>The declaration by the US Treasury Department and the Internal Revenue Service (IRS) came in the release of IRS Notice 2005-1 , which provides a variety of details about the new rules for NQDC plans. The rules are part of a new IRS Code Section 409(a), which asserts that, except for the “substantial forfeiture” issue and unless specified requirements are met , all amounts deferred under a NQDC are currently includible in gross income and, therefore, taxable. The new section grows out of Section 885 of the recently enacted American Jobs Creation Act of 2004 (See American Jobs Creation Act Includes Non Qual Changes ).
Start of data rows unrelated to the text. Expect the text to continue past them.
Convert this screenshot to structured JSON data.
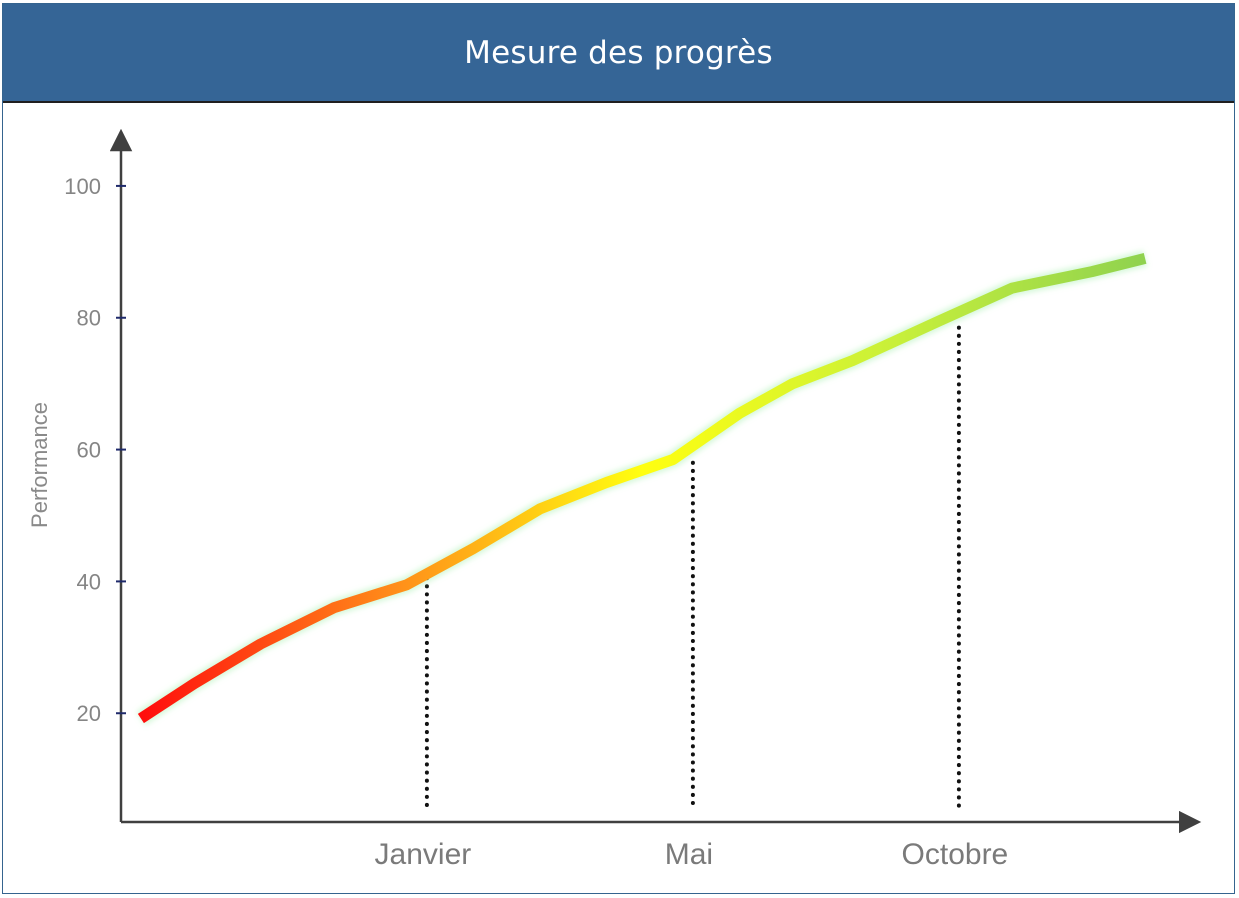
{
  "header": {
    "title": "Mesure des progrès"
  },
  "chart_data": {
    "type": "line",
    "title": "Mesure des progrès",
    "ylabel": "Performance",
    "xlabel": "",
    "yticks": [
      20,
      40,
      60,
      80,
      100
    ],
    "ylim": [
      3.5,
      110
    ],
    "xlim": [
      0,
      16
    ],
    "x": [
      0.3,
      1.1,
      2.1,
      3.2,
      4.3,
      5.3,
      6.3,
      7.3,
      8.3,
      9.3,
      10.1,
      11.0,
      12.3,
      13.4,
      14.6,
      15.4
    ],
    "y": [
      19.2,
      24.5,
      30.5,
      36,
      39.5,
      45,
      51,
      55,
      58.5,
      65.5,
      70,
      73.5,
      79.5,
      84.5,
      87,
      89
    ],
    "markers": [
      {
        "label": "Janvier",
        "x": 4.6,
        "y": 40.5
      },
      {
        "label": "Mai",
        "x": 8.6,
        "y": 58
      },
      {
        "label": "Octobre",
        "x": 12.6,
        "y": 78.5
      }
    ],
    "gradient_colors": [
      "#ff0d0d",
      "#ff8c1a",
      "#ffff10",
      "#c8f03a",
      "#8fd24f"
    ],
    "grid": false,
    "legend": "none"
  }
}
>Monday’s guidance release follows Congressional mandates for the Secretary of the Treasury to put out additional details on the termination and amendment of certain nonqualified deferred compensation arrangements as well as to define a change in ownership or control. In addition, the guidance defines the arrangements that will be considered deferred compensation subject to the new rules and outlines the new reporting and employment tax obligations of employers in connection with the new provisions.
“Given the significant changes that section 409(a) will require for nonqualified deferred compensation plans, we developed this guidance being mindful to avoid establishing rules that could become traps for the unwary,” said IRS Chief Counsel Donald Korb in a Treasury Department statement .
>The new guidance come at a time when NQDC programs seem positioned to emerge as the executive compensation program of choice for many companies (See Non-Qual Plans Blossoming In Popularity ). With the recently released stock-option expensing rules from the Financial Accounting Standards Board (FASB) (See FASB Releases Stock Option Expensing Rule ), “Stock options are no longer as attractive,” noted Tom Johnson, of MassMutual in an interview with PLANSPONSOR. “Cash is back to being more valuable than stock and the logical place to pick up the slack is deferred compensation.”
>Provisions included in the government document released Monday include:
- a definition about when a deferred amount is subject to a substantial risk of forfeiture. Namely, “entitlement to the amount is conditioned on the performance of a substantial future services by any person or the occurrence of a condition related to a purpose of the compensation and the possibility of forfeiture is substantial.” The government said an amount will not be considered subject to a substantial risk of forfeiture beyond the date or time at which the recipient otherwise could have elected to receive the amount of compensation, unless the amount subject to a substantial risk of forfeiture (ignoring earnings) is materially greater than the amount the recipient otherwise could have elected to receive.
- a discussion about when payments will be permitted in a corporation’s effective change in ownership or effective control. The IRS document said the change in control event must be “objectively determinable and any requirement that any other person, such as a plan administrator or board of directors compensation committee, certify the occurrence of a Change in Control Event must be strictly ministerial and not involve any discretionary authority.” What constitutes a change of ownership? According to the IRS guidance, it is “a change in the ownership of a corporation (that) occurs on the date that any one person or more than one person acting as a group acquires ownership of stock of the corporation that, together with stock held by such person or group, constitutes more 50% of the total fair market value or total voting power of the stock of a corporation.”
- definitions of “change in the effective control of a corporation” and of “a change in the ownership of a substantial portion of a corporation’s assets.”
- the conditions under which a plan may permit the acceleration of the schedule of any plan payment. Except for the circumstances specified by the government, a NQDC may not allow plan payment acceleration, the document said.
- the effect of the near 409(a) section on 457 plans.
- effective dates for the new rules. The new IRS Section 409(a) applies to amounts deferred on or after January 1, 2005, subject to several special effective date rules, the government statement said.